Xbox Game Pass launched in June 2017 and has become central to Microsoft’s gaming business, attracting over 18 million subscribers as of January 2021.
Starting at $9.99/£7.99, subscriptions offer access to a library of over 100 games, including all Xbox Game Studios titles at launch.
But Xbox’s experiences and platforms boss Liz Hamren hinted at the potential introduction of lower priced tiers during a recent video presentation to media and analysts.
“We need to innovate to bring our games and services to more people around the world. And we’re investigating how to introduce new subscription offerings for Xbox Game Pass,” she said.
“The point is that we’re being creative and dynamic in thinking about how to deliver the joy and community of gaming to everyone on the planet across devices, geographies, and financial realities.”
Hamren added: “We’re doing all this because Game Pass works. It works for consumers, and it works for publishers. With Game Pass, players spend 20 percent more time playing games. They play 30 percent more genres and play 40 percent more games overall, including games outside their Game Pass subscription.”

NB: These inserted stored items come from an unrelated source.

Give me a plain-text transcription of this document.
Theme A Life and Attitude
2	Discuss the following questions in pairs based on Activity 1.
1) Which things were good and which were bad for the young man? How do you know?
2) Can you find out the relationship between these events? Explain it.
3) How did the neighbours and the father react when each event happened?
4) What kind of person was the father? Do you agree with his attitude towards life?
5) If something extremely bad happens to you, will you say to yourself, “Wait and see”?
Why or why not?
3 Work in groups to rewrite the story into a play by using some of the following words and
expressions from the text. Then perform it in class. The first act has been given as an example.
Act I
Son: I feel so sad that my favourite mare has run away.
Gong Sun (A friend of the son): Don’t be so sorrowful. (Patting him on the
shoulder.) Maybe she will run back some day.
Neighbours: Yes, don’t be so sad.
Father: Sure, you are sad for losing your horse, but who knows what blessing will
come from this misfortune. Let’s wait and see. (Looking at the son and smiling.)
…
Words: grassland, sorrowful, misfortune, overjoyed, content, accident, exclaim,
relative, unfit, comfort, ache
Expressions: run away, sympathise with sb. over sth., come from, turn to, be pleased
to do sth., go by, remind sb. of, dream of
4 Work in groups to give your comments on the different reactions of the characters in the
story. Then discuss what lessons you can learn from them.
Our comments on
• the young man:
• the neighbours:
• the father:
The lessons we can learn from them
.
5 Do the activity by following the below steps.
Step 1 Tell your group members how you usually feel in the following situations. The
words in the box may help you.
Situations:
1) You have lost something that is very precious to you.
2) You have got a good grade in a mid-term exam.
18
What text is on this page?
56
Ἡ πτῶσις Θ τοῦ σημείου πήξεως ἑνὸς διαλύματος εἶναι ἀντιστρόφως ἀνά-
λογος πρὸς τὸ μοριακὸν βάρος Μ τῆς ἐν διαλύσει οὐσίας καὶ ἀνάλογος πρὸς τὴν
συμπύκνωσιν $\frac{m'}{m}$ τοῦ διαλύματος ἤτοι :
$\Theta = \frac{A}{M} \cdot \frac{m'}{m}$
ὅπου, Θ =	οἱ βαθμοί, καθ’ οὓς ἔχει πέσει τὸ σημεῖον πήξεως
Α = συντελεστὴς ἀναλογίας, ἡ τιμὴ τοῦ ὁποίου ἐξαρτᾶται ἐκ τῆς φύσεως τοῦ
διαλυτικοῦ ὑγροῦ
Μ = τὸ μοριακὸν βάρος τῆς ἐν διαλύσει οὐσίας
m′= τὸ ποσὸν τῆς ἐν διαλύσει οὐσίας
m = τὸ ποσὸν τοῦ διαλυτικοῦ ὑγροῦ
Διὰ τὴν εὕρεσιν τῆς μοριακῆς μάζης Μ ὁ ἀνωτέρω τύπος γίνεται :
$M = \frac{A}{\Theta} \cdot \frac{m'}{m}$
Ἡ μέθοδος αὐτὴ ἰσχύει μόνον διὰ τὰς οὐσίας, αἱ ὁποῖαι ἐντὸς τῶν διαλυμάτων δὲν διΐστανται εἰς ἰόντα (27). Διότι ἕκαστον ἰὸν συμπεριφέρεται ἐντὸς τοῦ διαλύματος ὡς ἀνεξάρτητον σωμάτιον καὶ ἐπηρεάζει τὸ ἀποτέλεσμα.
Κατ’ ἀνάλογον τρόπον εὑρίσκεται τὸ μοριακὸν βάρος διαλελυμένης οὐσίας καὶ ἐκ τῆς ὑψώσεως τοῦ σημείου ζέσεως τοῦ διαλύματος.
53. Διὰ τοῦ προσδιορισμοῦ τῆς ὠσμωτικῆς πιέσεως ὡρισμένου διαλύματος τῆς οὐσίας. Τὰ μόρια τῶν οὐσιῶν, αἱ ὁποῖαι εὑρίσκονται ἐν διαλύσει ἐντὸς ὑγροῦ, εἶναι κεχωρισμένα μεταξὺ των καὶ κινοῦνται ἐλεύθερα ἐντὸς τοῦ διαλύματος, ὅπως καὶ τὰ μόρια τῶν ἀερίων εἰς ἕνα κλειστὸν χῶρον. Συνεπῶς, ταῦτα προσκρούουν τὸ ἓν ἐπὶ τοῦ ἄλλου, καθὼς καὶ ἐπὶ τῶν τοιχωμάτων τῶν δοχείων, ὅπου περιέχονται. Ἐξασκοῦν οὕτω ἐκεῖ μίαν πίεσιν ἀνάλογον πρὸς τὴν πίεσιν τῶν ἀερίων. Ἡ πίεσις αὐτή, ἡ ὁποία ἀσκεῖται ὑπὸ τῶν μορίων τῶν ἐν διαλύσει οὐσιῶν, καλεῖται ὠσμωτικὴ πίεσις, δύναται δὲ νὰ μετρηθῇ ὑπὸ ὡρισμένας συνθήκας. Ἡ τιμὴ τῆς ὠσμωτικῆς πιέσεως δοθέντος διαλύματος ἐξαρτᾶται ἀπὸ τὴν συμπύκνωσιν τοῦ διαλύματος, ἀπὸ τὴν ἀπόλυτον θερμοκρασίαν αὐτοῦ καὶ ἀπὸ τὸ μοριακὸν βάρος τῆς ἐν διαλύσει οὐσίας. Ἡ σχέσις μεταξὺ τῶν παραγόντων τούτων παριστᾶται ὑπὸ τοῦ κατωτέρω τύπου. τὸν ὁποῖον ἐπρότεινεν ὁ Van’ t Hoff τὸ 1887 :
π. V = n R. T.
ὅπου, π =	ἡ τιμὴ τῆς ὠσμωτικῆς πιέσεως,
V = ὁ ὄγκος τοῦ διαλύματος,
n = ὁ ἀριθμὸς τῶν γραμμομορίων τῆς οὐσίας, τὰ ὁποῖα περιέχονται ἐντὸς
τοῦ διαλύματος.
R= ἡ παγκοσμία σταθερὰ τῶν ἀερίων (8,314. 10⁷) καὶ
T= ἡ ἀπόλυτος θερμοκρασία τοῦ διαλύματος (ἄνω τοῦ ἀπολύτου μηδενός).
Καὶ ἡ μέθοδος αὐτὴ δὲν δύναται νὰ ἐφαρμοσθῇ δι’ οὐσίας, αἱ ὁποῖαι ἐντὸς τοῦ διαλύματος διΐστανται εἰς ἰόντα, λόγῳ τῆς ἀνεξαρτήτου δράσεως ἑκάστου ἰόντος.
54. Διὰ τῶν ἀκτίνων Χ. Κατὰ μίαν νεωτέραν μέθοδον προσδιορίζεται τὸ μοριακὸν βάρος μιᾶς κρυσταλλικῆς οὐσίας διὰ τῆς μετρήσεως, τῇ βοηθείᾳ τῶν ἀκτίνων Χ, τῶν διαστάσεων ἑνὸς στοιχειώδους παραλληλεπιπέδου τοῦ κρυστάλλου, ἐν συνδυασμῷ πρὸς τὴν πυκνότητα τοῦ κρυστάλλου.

Xbox boss Phil Spencer said in October 2020 that Microsoft had no plans to rack up the price of Xbox Game Pass. “We like the value that Game Pass is today and from a business model it’s completely sustainable the way it is and I mean that,” he told the Dropped Frames podcast.
During the recent media briefing, Hamren confirmed Microsoft is planning to bring Xbox cloud gaming to internet-connected TVs in a move that will let players access services like Game Pass with no extra hardware required except a controller. And it’s also building its own streaming devices to bring cloud gaming to any TV or monitor without the need for a console.